There are some interesting pathways to produce continuous energy in cell-free systems, some of them are:
- Glucose and sugar metabolism: systems that are frequently derived from E.coli or yeast, enable high-yield, in vitro protein production by utilizing metabolic pathways to break down glucose, which can improve cost-efficiency.
- Maltodextrin metabolism: it is a low-cost secondary energy compound for CFPS. It produces higher levels of protein than PEP, glucose, and glucose-6 phosphate. The enhancement of protein synthesis was largely attributed to be better-controlled phosphate levels ( recycling of inorganic phosphate) and a more homeostatic reaction environment.
- Electric-generated power: in cells, ATP is synthethized through a rather complicated process involving several membrane-bound redox protein complexes. Electrons are transferred along different redox centers, creating a proton motive force across the membrane, which is subsequently harvested for ATP synthesis.

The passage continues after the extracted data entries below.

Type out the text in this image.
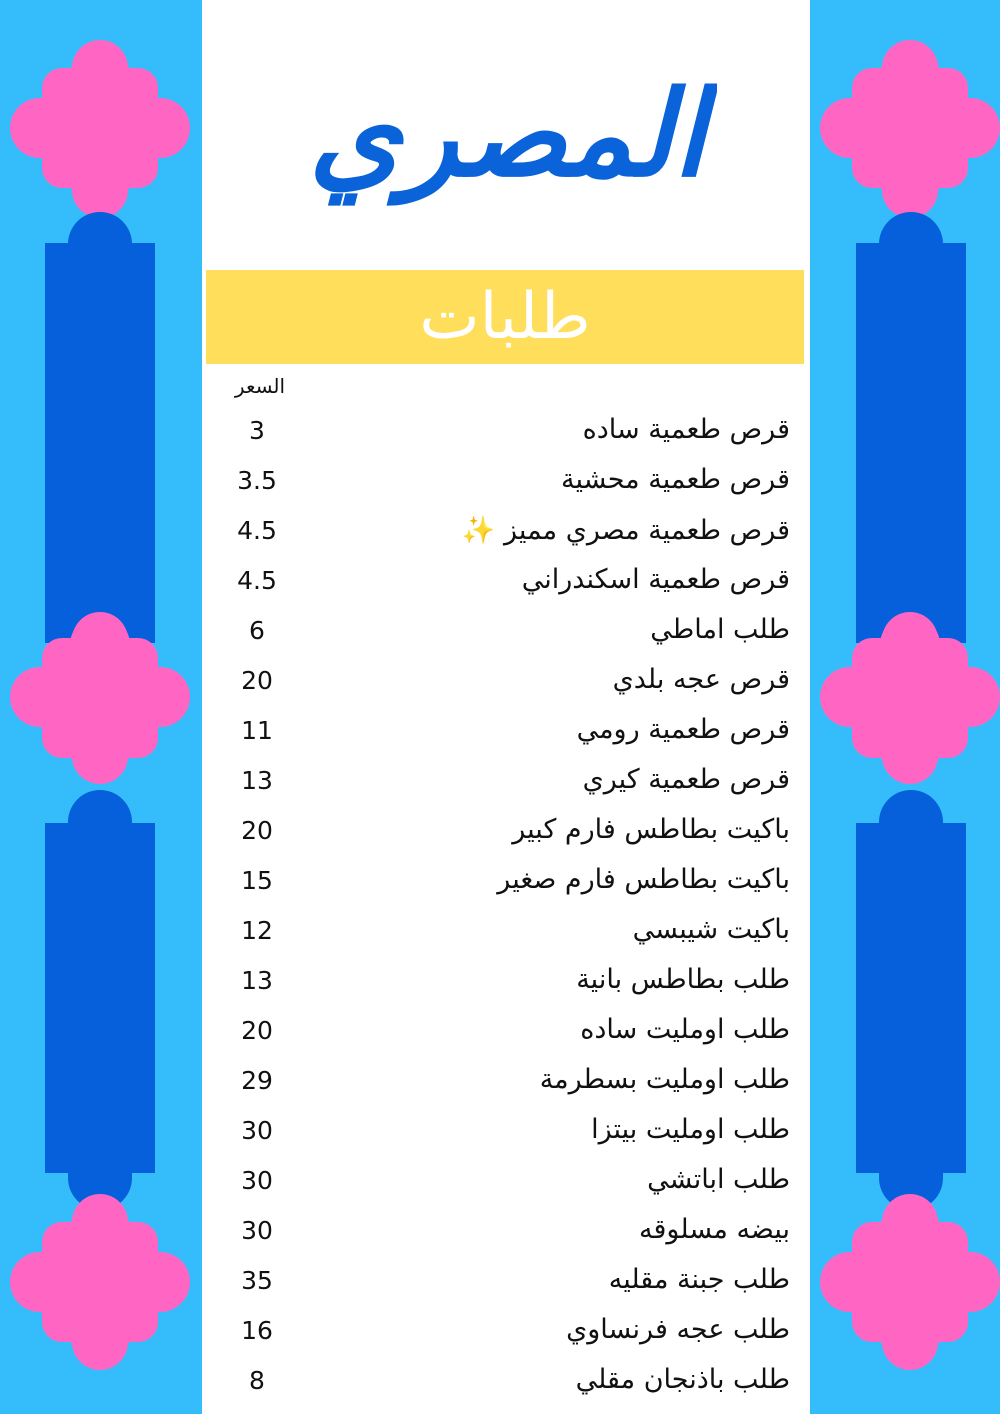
المصري
طلبات
السعر
قرص طعمية ساده
3
قرص طعمية محشية
3.5
قرص طعمية مصري مميز ✨
4.5
قرص طعمية اسكندراني
4.5
طلب اماطي
6
قرص عجه بلدي
20
قرص طعمية رومي
11
قرص طعمية كيري
13
باكيت بطاطس فارم كبير
20
باكيت بطاطس فارم صغير
15
باكيت شيبسي
12
طلب بطاطس بانية
13
طلب اومليت ساده
20
طلب اومليت بسطرمة
29
طلب اومليت بيتزا
30
طلب اباتشي
30
بيضه مسلوقه
30
طلب جبنة مقليه
35
طلب عجه فرنساوي
16
طلب باذنجان مقلي
8
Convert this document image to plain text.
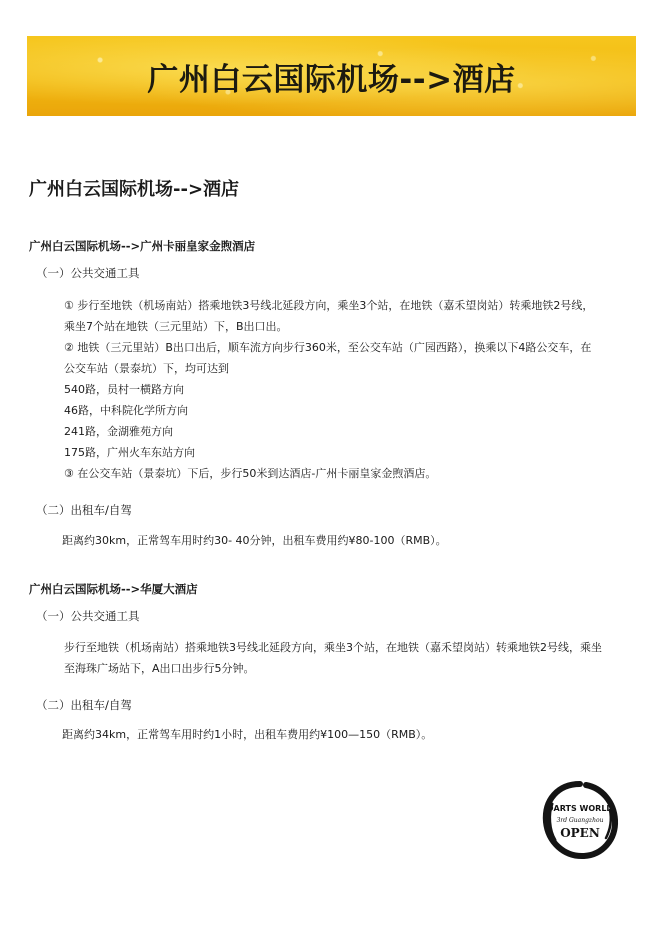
广州白云国际机场-->酒店
广州白云国际机场-->酒店
广州白云国际机场-->广州卡丽皇家金煦酒店
（一）公共交通工具
① 步行至地铁（机场南站）搭乘地铁3号线北延段方向，乘坐3个站，在地铁（嘉禾望岗站）转乘地铁2号线，
乘坐7个站在地铁（三元里站）下，B出口出。
② 地铁（三元里站）B出口出后，顺车流方向步行360米，至公交车站（广园西路），换乘以下4路公交车，在
公交车站（景泰坑）下，均可达到
540路，员村一横路方向
46路，中科院化学所方向
241路，金湖雅苑方向
175路，广州火车东站方向
③ 在公交车站（景泰坑）下后，步行50米到达酒店-广州卡丽皇家金煦酒店。
（二）出租车/自驾
距离约30km，正常驾车用时约30- 40分钟，出租车费用约¥80-100（RMB）。
广州白云国际机场-->华厦大酒店
（一）公共交通工具
步行至地铁（机场南站）搭乘地铁3号线北延段方向，乘坐3个站，在地铁（嘉禾望岗站）转乘地铁2号线，乘坐
至海珠广场站下，A出口出步行5分钟。
（二）出租车/自驾
距离约34km，正常驾车用时约1小时，出租车费用约¥100—150（RMB）。
DARTS WORLD
3rd Guangzhou
OPEN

| System | How it generates ATP | Advantages | Disadvantages | When to use it |
|---|---|---|---|---|
| Glucose and sugar metabolism | Uses glucose or other sugars (e.g., glycolysis) to produce ATP | Low cost; biologically natural; supports longer reactions | Can produce acidic byproducts; less control over conditions | When a cost-effective and stable system is needed |
| Maltodextrin metabolism | Uses maltodextrin, slowly broken down to generate ATP | More stable energy release; fewer inhibitory byproducts | Requires optimization; depends on enzymatic activity | When higher stability and consistency are required |
| Electricity-powered generation | Uses electrical energy to drive redox reactions | Precise control; real-time adjustment; reduced byproducts | Technically complex; requires specialized equipment | Advanced research or tight energy control systems |
Compare prokaryotic versus eukaryotic cell-free expression systems. Choose a protein to produce in each system and explain why.
How would you design a cell-free experiment to optimize the expression of a membrane protein? Discuss the challenges and how you would address them in your setup.
Imagine you observe a low yield of your target protein in a cell-free system. Describe three possible reasons for this and suggest a troubleshooting strategy for each.